Stealth favours the sneaky attacker - snipers are quite often derided as "easy mode" in some other games, I expect for good reason.
That a consequence of planetary lighting changes and the introduction of night-vision result in a significant change to stealth may, or may not, be an oversight - it might be looked on, by some, as a synergy.
But there is no need for them, considering that the path of least resistance does not require them at all. Again its a design failure not foreseeing these issues.
I expect those who accept the choices of others still make use of them with willing opponents in Open.
Again, its poor design. FD took a weekly CG x control systems + CZs and preparation areas, spread it over three modes and thought it would work. Pan modal Powerplay is a failure as it stands. The proposal shifts Powerplay to Open because by and large Powerplay has been superseded by the ever improving BGS and the unexpected (from FDs POV) uptake of factions via PMFs.

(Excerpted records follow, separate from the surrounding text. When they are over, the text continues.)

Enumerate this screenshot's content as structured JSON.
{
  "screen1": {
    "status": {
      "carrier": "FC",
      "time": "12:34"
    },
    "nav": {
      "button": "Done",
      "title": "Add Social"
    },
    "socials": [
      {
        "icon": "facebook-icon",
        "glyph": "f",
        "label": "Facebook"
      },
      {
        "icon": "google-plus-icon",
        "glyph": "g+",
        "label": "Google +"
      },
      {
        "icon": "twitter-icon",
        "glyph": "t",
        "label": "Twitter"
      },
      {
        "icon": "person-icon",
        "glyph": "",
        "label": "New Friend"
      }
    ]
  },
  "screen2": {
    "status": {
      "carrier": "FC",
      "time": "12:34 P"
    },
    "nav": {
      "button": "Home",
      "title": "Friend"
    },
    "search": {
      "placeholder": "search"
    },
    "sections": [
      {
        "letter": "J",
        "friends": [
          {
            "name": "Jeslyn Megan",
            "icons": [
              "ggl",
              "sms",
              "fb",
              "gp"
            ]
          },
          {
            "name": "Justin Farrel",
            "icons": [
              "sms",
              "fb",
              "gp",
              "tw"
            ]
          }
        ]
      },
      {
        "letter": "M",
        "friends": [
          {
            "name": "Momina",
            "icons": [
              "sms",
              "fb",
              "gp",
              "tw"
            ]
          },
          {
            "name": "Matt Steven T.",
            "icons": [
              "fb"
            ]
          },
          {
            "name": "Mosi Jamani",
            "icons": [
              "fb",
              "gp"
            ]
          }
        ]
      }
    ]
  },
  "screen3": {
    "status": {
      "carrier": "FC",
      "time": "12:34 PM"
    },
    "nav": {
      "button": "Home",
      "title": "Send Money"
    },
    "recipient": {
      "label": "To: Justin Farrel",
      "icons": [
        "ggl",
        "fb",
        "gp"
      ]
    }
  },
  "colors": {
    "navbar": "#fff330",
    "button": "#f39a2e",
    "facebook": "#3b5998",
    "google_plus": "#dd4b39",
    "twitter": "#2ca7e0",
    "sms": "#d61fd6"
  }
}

Whether it's poor design, or not, rather depends on ones acceptance of Frontier's fundamental design for the game. Selective acceptance of one aspect and rejection of others does not make those rejected any less valid.

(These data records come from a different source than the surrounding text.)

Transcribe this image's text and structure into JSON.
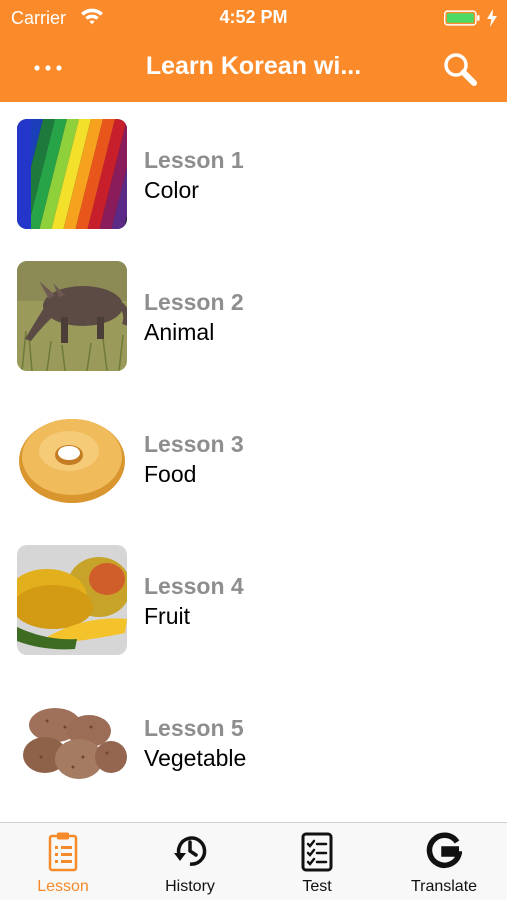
{
  "status_bar": {
    "carrier": "Carrier",
    "time": "4:52 PM",
    "battery_color": "#4cd964"
  },
  "nav_bar": {
    "title": "Learn Korean wi...",
    "left_icon": "more-dots-icon",
    "right_icon": "search-icon",
    "background_color": "#fb8b2a"
  },
  "lessons": [
    {
      "number": "Lesson 1",
      "topic": "Color",
      "thumbnail": "colored-pencils-image"
    },
    {
      "number": "Lesson 2",
      "topic": "Animal",
      "thumbnail": "aardvark-image"
    },
    {
      "number": "Lesson 3",
      "topic": "Food",
      "thumbnail": "donut-image"
    },
    {
      "number": "Lesson 4",
      "topic": "Fruit",
      "thumbnail": "mango-image"
    },
    {
      "number": "Lesson 5",
      "topic": "Vegetable",
      "thumbnail": "potato-image"
    }
  ],
  "tab_bar": {
    "active_color": "#f48a2a",
    "tabs": [
      {
        "label": "Lesson",
        "icon": "clipboard-icon",
        "active": true
      },
      {
        "label": "History",
        "icon": "history-icon",
        "active": false
      },
      {
        "label": "Test",
        "icon": "checklist-icon",
        "active": false
      },
      {
        "label": "Translate",
        "icon": "google-g-icon",
        "active": false
      }
    ]
  }
}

But its an adversarial feature thats totally player driven, that has an easy mode built in.
Adversarial features need not require any player to engage in PvP.

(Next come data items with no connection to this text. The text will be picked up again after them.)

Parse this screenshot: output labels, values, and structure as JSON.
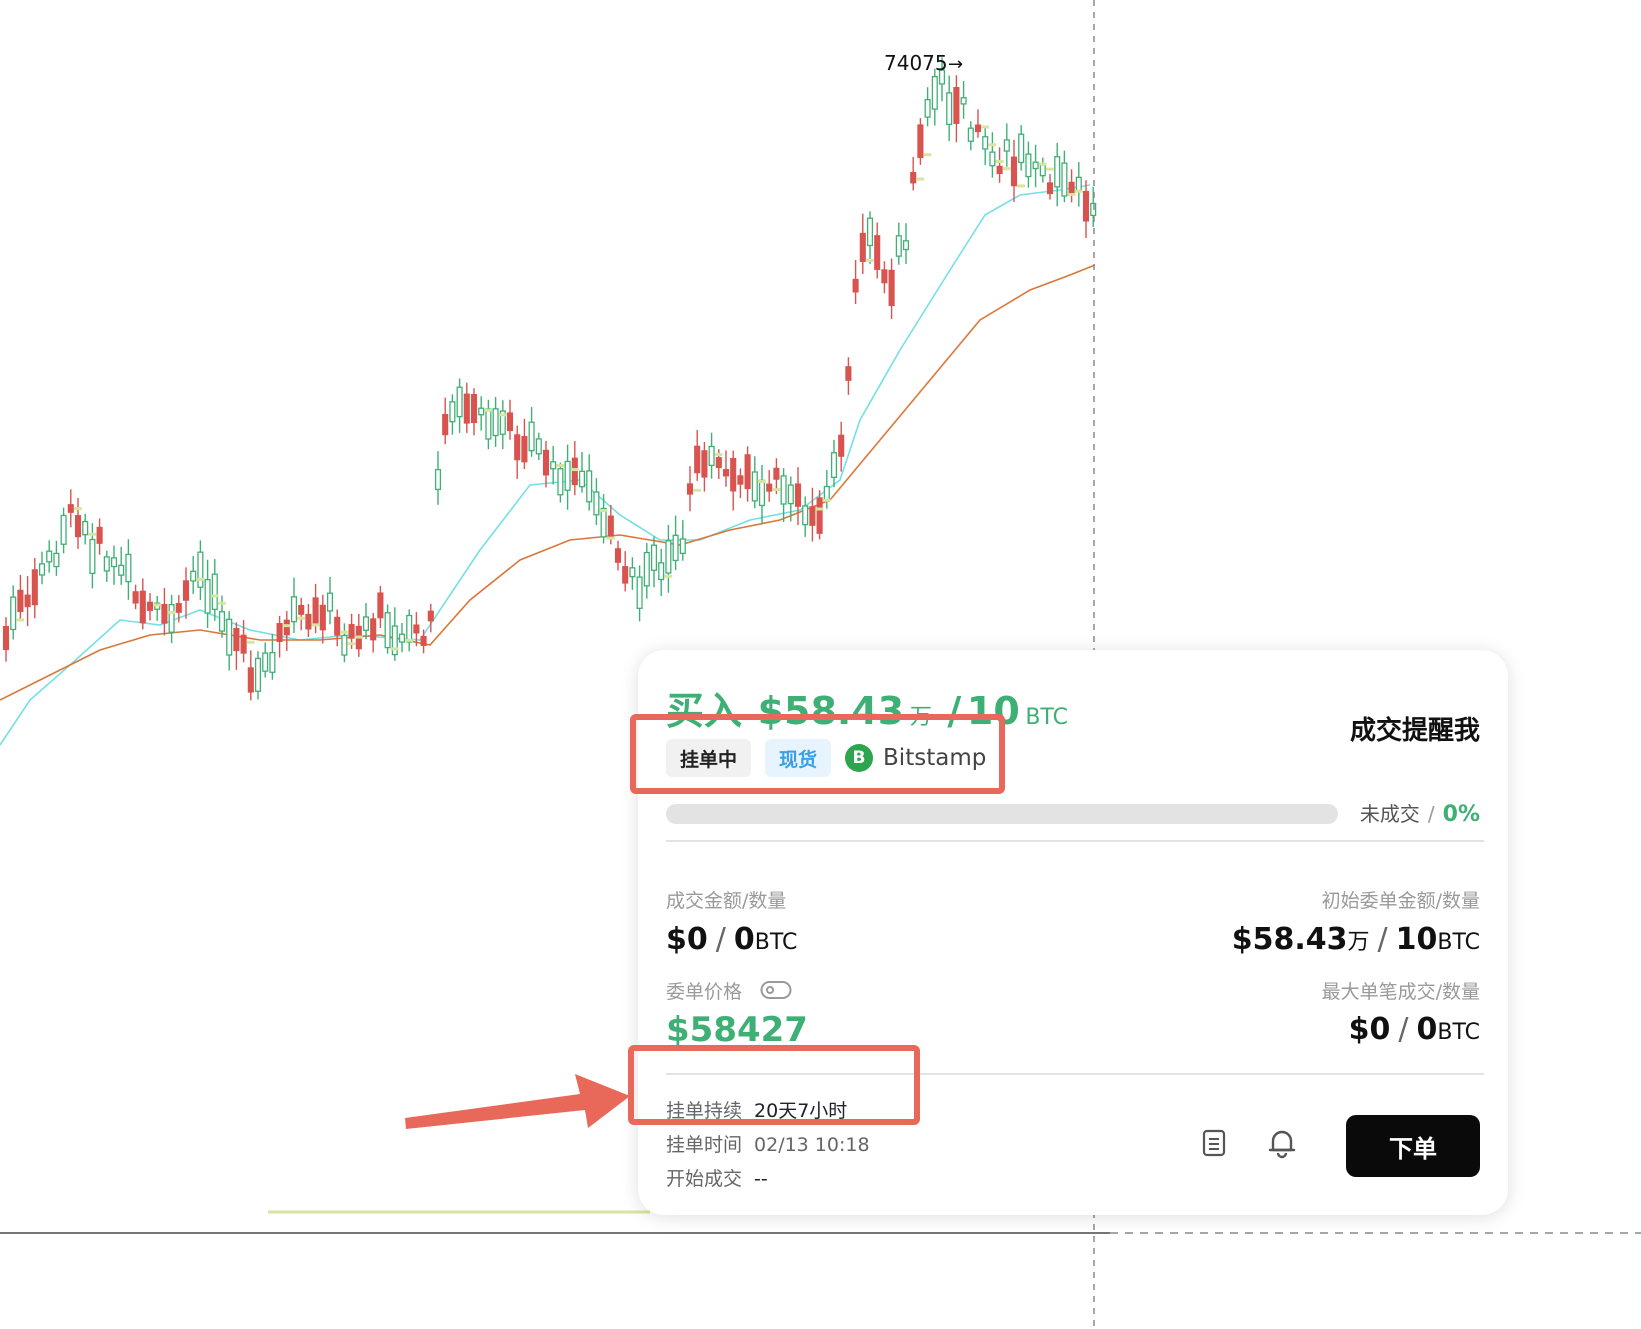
{
  "chart": {
    "peak_label": "74075",
    "colors": {
      "up": "#3fb075",
      "down": "#d9534f",
      "ma_fast": "#74e0e6",
      "ma_slow": "#d9773a",
      "volume_profile": "#d7e5a0"
    }
  },
  "order": {
    "side": "买入",
    "amount": "$58.43",
    "amount_unit": "万",
    "separator": "/",
    "quantity": "10",
    "quantity_unit": "BTC",
    "remind_label": "成交提醒我",
    "status_tag": "挂单中",
    "type_tag": "现货",
    "exchange_icon": "bitstamp-icon",
    "exchange_icon_letter": "B",
    "exchange_name": "Bitstamp",
    "progress": {
      "label": "未成交",
      "separator": "/",
      "percent": "0%",
      "fill_fraction": 0
    },
    "filled": {
      "label": "成交金额/数量",
      "amount": "$0",
      "separator": "/",
      "quantity": "0",
      "unit": "BTC"
    },
    "initial": {
      "label": "初始委单金额/数量",
      "amount": "$58.43",
      "amount_unit": "万",
      "separator": "/",
      "quantity": "10",
      "unit": "BTC"
    },
    "price": {
      "label": "委单价格",
      "icon": "tag-icon",
      "value": "$58427"
    },
    "max_fill": {
      "label": "最大单笔成交/数量",
      "amount": "$0",
      "separator": "/",
      "quantity": "0",
      "unit": "BTC"
    },
    "duration": {
      "label": "挂单持续",
      "value": "20天7小时"
    },
    "placed_time": {
      "label": "挂单时间",
      "value": "02/13 10:18"
    },
    "start_fill": {
      "label": "开始成交",
      "value": "--"
    },
    "actions": {
      "notes_icon": "document-icon",
      "alert_icon": "bell-icon",
      "order_button": "下单"
    }
  },
  "annotation": {
    "color": "#e8685a",
    "arrow_icon": "arrow-right-icon"
  }
}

Which makes no sense, given we already have that in a much better form via the BGS. Why have two features do the same thing, except one is achieved playing the game however you like, the other with narrow, fixed tasks that are unsuitable for solo due to repetition and lack of variety?
From the perspective of a developer making a game with optional PvP, why not?
Which is nonsense in Powerplay. Without opposition you enable grind, which is not rich gameplay. You need someone or an NPC to push back otherwise one mode is hard, with two being easy in combat or hauling.
The game is not balanced around the challenge posed by players who engage in PvP, nor is it balanced around the engineered combat ships that they choose to create, mitigating risk to themselves while doing so.
Which makes no sense, considering that Open mode provides all the risks and no advantage for taking those risks in the shadow of winning via efficient methods. Unless there is a hard rule to establish a features boundaries, the feature will fail like Powerplay has done. That, and you have a feature (the BGS) which caters for those players.
Players choose to engage with other players in this game - so any additional risk posed by potentially meeting players in Open is itself optional.
Which is nonsense, considering Powerplay is optional and that it requires NPC opposition to give the modes some semblance of parity.
Which presupposes that Frontier would consider that Solo and Private Groups to require to be as challenging as encountering players in Open. Sandro's post referred to this:
"The challenge of playing in solo being too low (without taking sides) is a valid argument to make, although it might better be phrased as "the opportunities for challenge are too low in Elite Dangerous". It's actually something we are interested in looking at."
followed by:
"However, cranking up difficulty will not make Open more enticing. Conflict between actual people, even within a game, is a very different matter to taking on NPC ships. It has many psychological and social elements that would otherwise not be present. Incidentally, increasing the difficulty of NPC engagements would also make Open harder rather than fairer, so there's also that.
Perhaps the bottom line is the different modes are there to enable Commanders to play how they want to."
So it seems, to me at least, that players playing how they want to is of a higher priority to Frontier than players being forced to play in a particular way.